CO-OP: mHealth Tools for Tracking Everyday Illness Experiences
The past decade has witnessed unprecedented advances in mobile sensor technologies to support continuous passive sensing as well as active sensing (in which the human initiates self-reported observations). However, these applications are designed and intended for use by a single person, who is either collecting personal data about themself or a care recipient. This research explores the design of mobile technologies to support multiple individuals who are collaboratively collecting, reconciliating, and consolidating personal data on a single person.
- Project Date: Sep 2018 - Present
- Affiliations: Georgia Institute of Technology, Children's Healthcare of Atlanta, Emory University Hospital
- Funding: NSF #1652302
- Collaborators: Jungwook Park, Kimberly Do, Rosa Arriaga, Sampath Prahalad, Thomas Olson and Lauren Wilcox
During complex treatment regimens such as chemotherapy, adolescent patients must self-report their observations of symptoms and treatment side effects for their care team to inform decisions about ongoing treatment. This communication is challenging because patients, parents and clinicians have unmatched experiences, conceptions and linguistic representations of indicators of health. Yet patients' overt reliance on parental caregivers to manage and communicate their illness experience could only result in a quality of care that is based on an approximation of their actual health status.
The goal of this research is to understand how to accommodate both patient and caregiver’s observational accounts of the illness and support their collaborative construction of patient illness narratives.
- Co-design with 13 families
- Diary probe with 12 families
- Semi-structured interviews
- Mobile ecological momentary assessment (mEMA)
Co-design is a powerful design method that democratizes the design process by directly involving the intended users as co-partners to envision and conceive of a technology design through multiple design activities. Through co-design, I was able to characterize the language of patient illness narratives that matter for the adolescent population.
Through storyboard-based co-design with patient families, I found the right set of building blocks to help young patients reconstruct various aspects of their daily living
Patients overall reported that their daily life consists of routine activities, yet irregular symptoms. While patients attended to personally-felt symptoms, parents were better at capturing contextual details (e.g., location, timing) and activities around the illness experience. Patients were able to develop better symptom literacy in the act of tracking (with illustrations), and coordinate the exchange of sensitive symptoms with their parents outside of the typical context of face-to-face communication.
Co-design and diary studies allowed me to identify three important strategies to support patient narratives of their daily experiences during treatment: to allow full expression of how symptoms affect patients’ daily activities, use of various media data representations (e.g., photo, drawing), and support distinct roles for family caregivers to contribute their unique observations of the patient experience.

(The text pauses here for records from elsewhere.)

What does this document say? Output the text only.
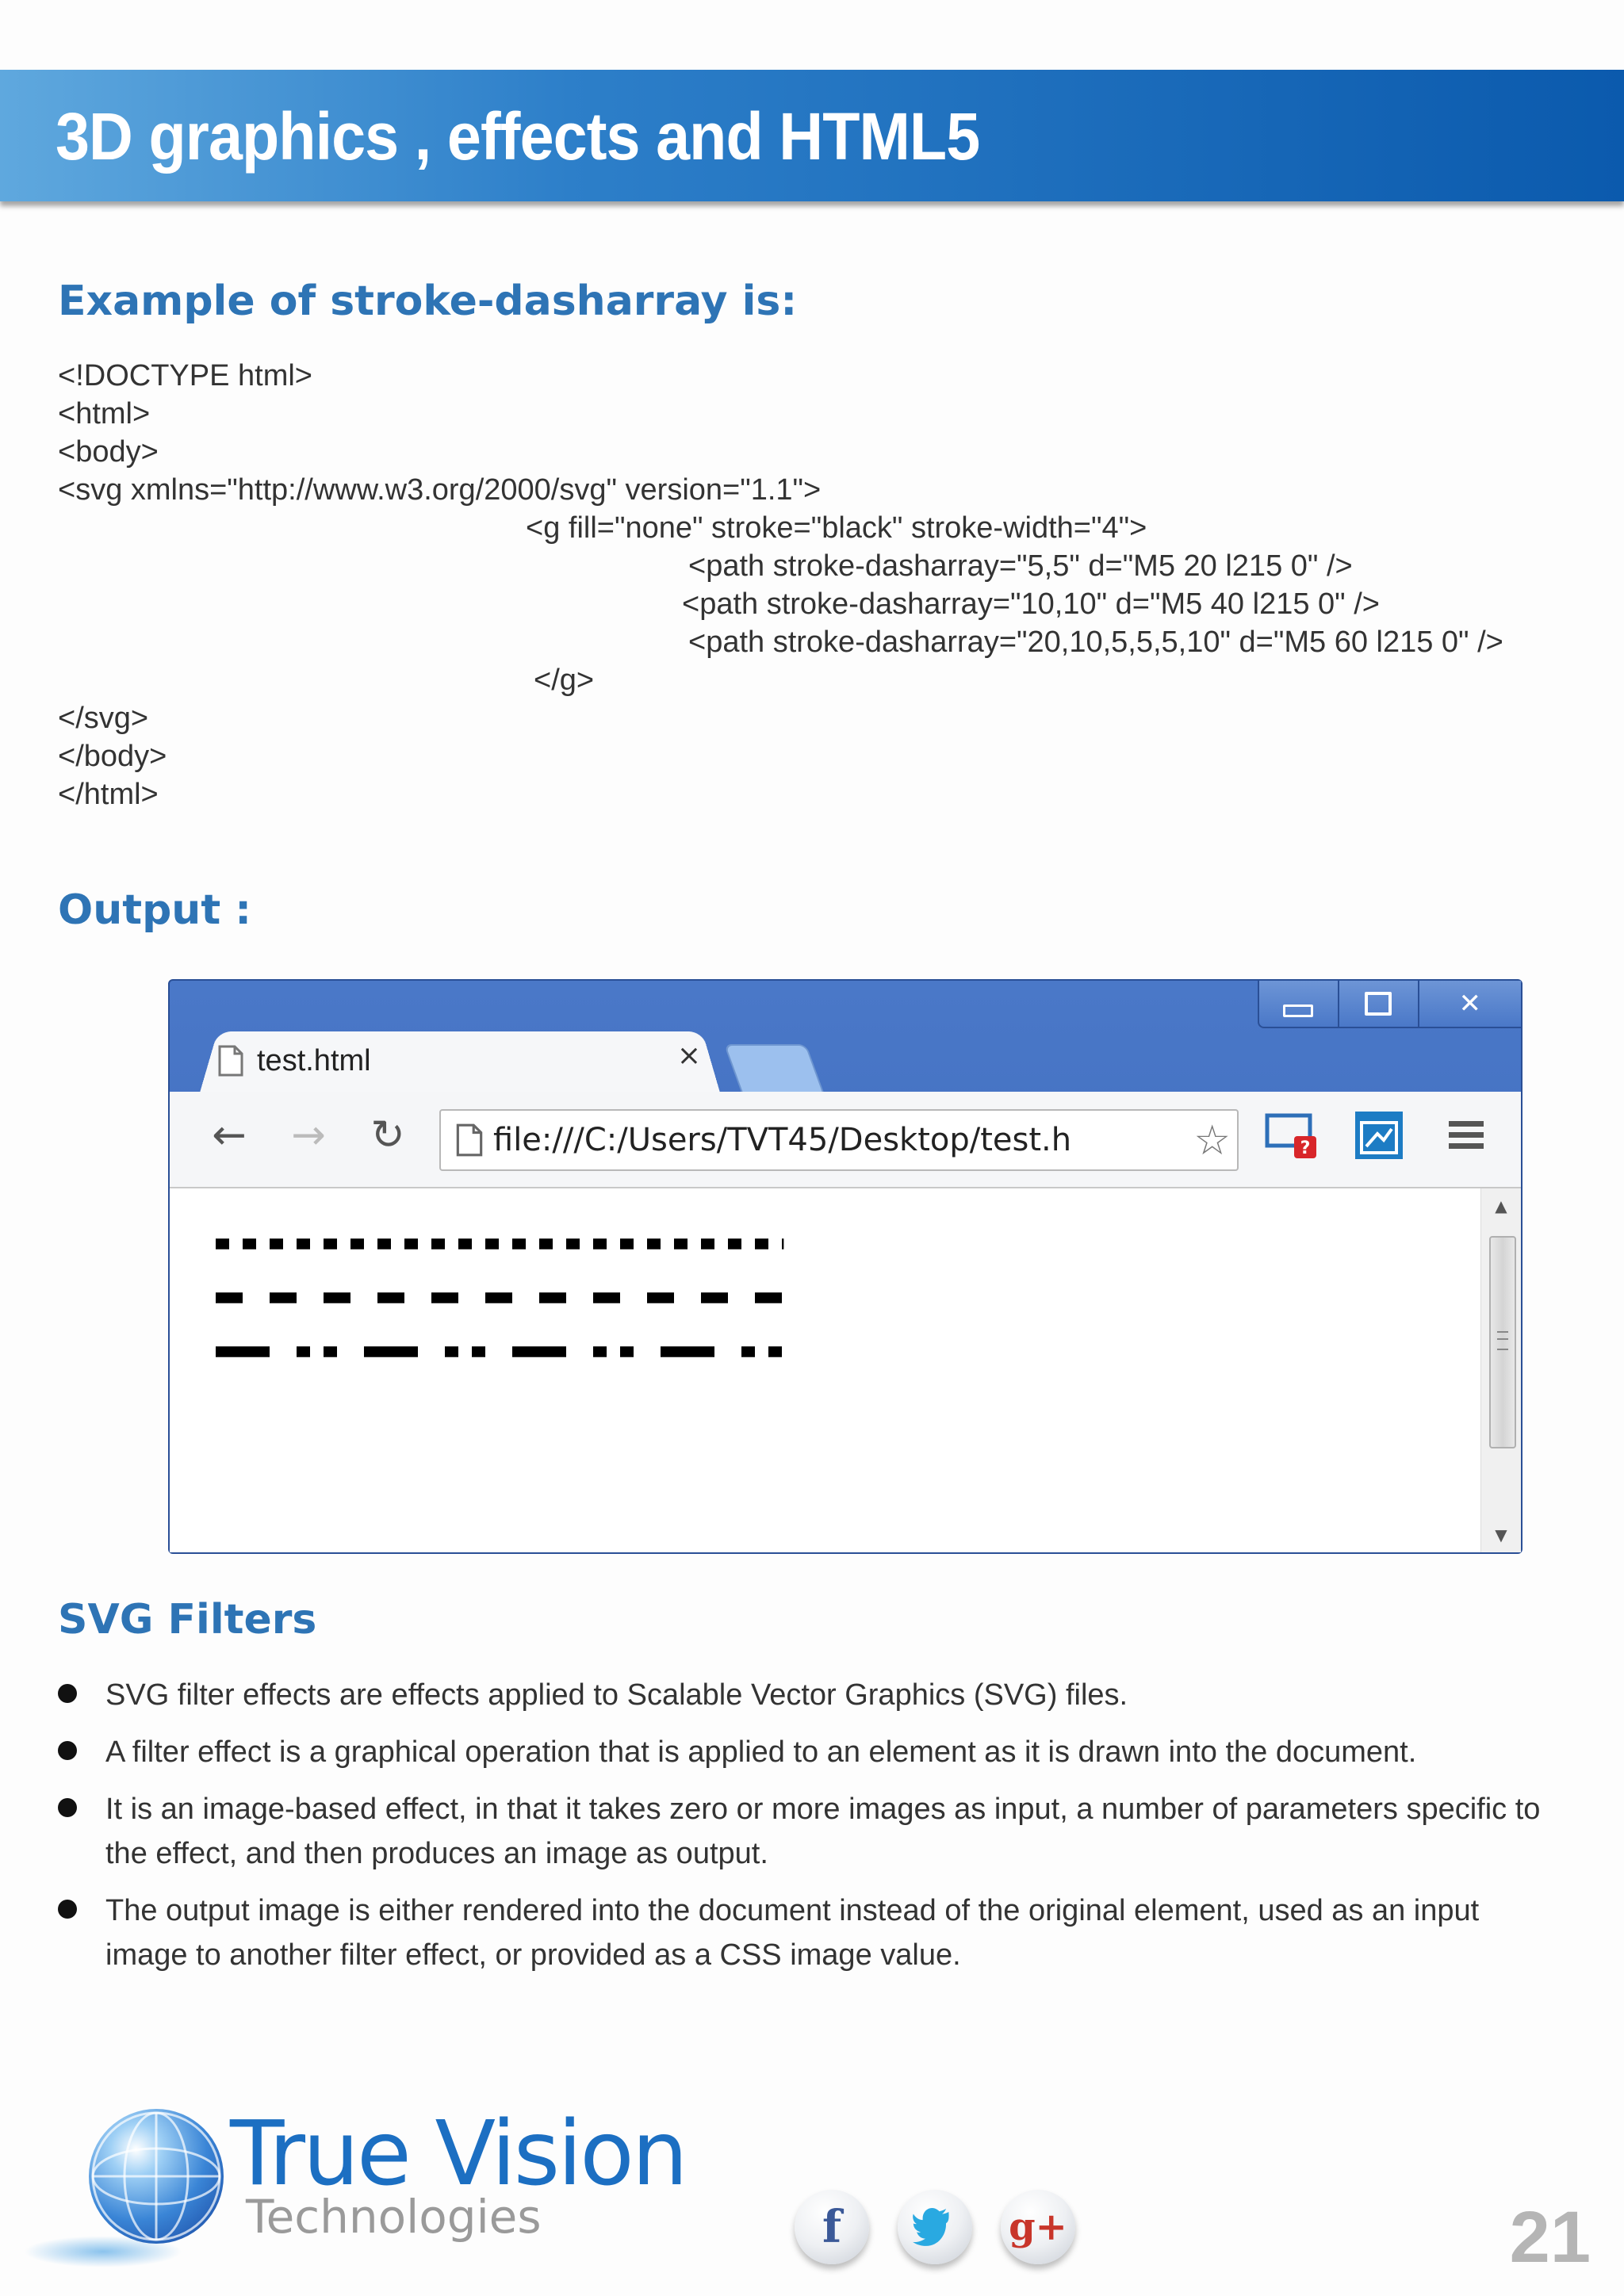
3D graphics , effects and HTML5
Example of stroke-dasharray is:
<!DOCTYPE html>
<html>
<body>
<svg xmlns="http://www.w3.org/2000/svg" version="1.1">
<g fill="none" stroke="black" stroke-width="4">
<path stroke-dasharray="5,5" d="M5 20 l215 0" />
<path stroke-dasharray="10,10" d="M5 40 l215 0" />
<path stroke-dasharray="20,10,5,5,5,10" d="M5 60 l215 0" />
</g>
</svg>
</body>
</html>
Output :
✕
test.html	×
← → ↻	file:///C:/Users/TVT45/Desktop/test.h	☆	?
▲
▼
SVG Filters
SVG filter effects are effects applied to Scalable Vector Graphics (SVG) files.
A filter effect is a graphical operation that is applied to an element as it is drawn into the document.
It is an image-based effect, in that it takes zero or more images as input, a number of parameters specific to the effect, and then produces an image as output.
The output image is either rendered into the document instead of the original element, used as an input image to another filter effect, or provided as a CSS image value.

True Vision

Technologies	f	g+	21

In sum, we can scaffold patients’ participation in care by augmenting patient-generated data in ways that 1) tailor the representation of illness experience to match the patient’s cognitive and linguistic needs, 2) incorporate caregiver observations, and 3) provide rich means to elaborate on their illness experience in the context of everyday life.
The design of pictographic representations of activities and physical and emotional experiences evolved over the course of two years since the beginning of this project. I started from hand-drawn paper sketches, computer-generated illustrations, and finalized the designs with pixel-perfect vector renderings.
My research goal is to understand how families can work together to co-construct patients' illness narratives in everyday life. To do this, I employ mobile ecological momentary assessment (mEMA) methods that are geared towards achieving high ecological validity by placing the data collection activities in the hands of patients and their parental caregivers, in their natural setting.
I created CO-OP, an interactive tablet mHealth application that integrates self-reported observations with passively collected data such as tablet usage, location, and social context. The application can generate rich perspectives on the patient's illness experiences, including captured media data and collateral information about when and where side effects are occurring. I am applying a mix of quantitative and qualitative assessments—derived from mobile sensor data, daily mEMA, surveys and interviews—to determine adherence, engagement, and patients’ self-efficacy to manage their illness.
This research will contribute computational techniques that can inform Machine Learning (ML) models to automate data triangulation between active and passively collected patient data. With this knowledge, we can predict symptom occurrence based on its immediate context, such as co-occurring activities, location, and time of day. We can also identify opportune moments to prompt the user to make an entry upon completing a routine. One envisioned use case is to mitigate the user's logging burden by automatically suggesting a set of likely symptoms at a specified time or location.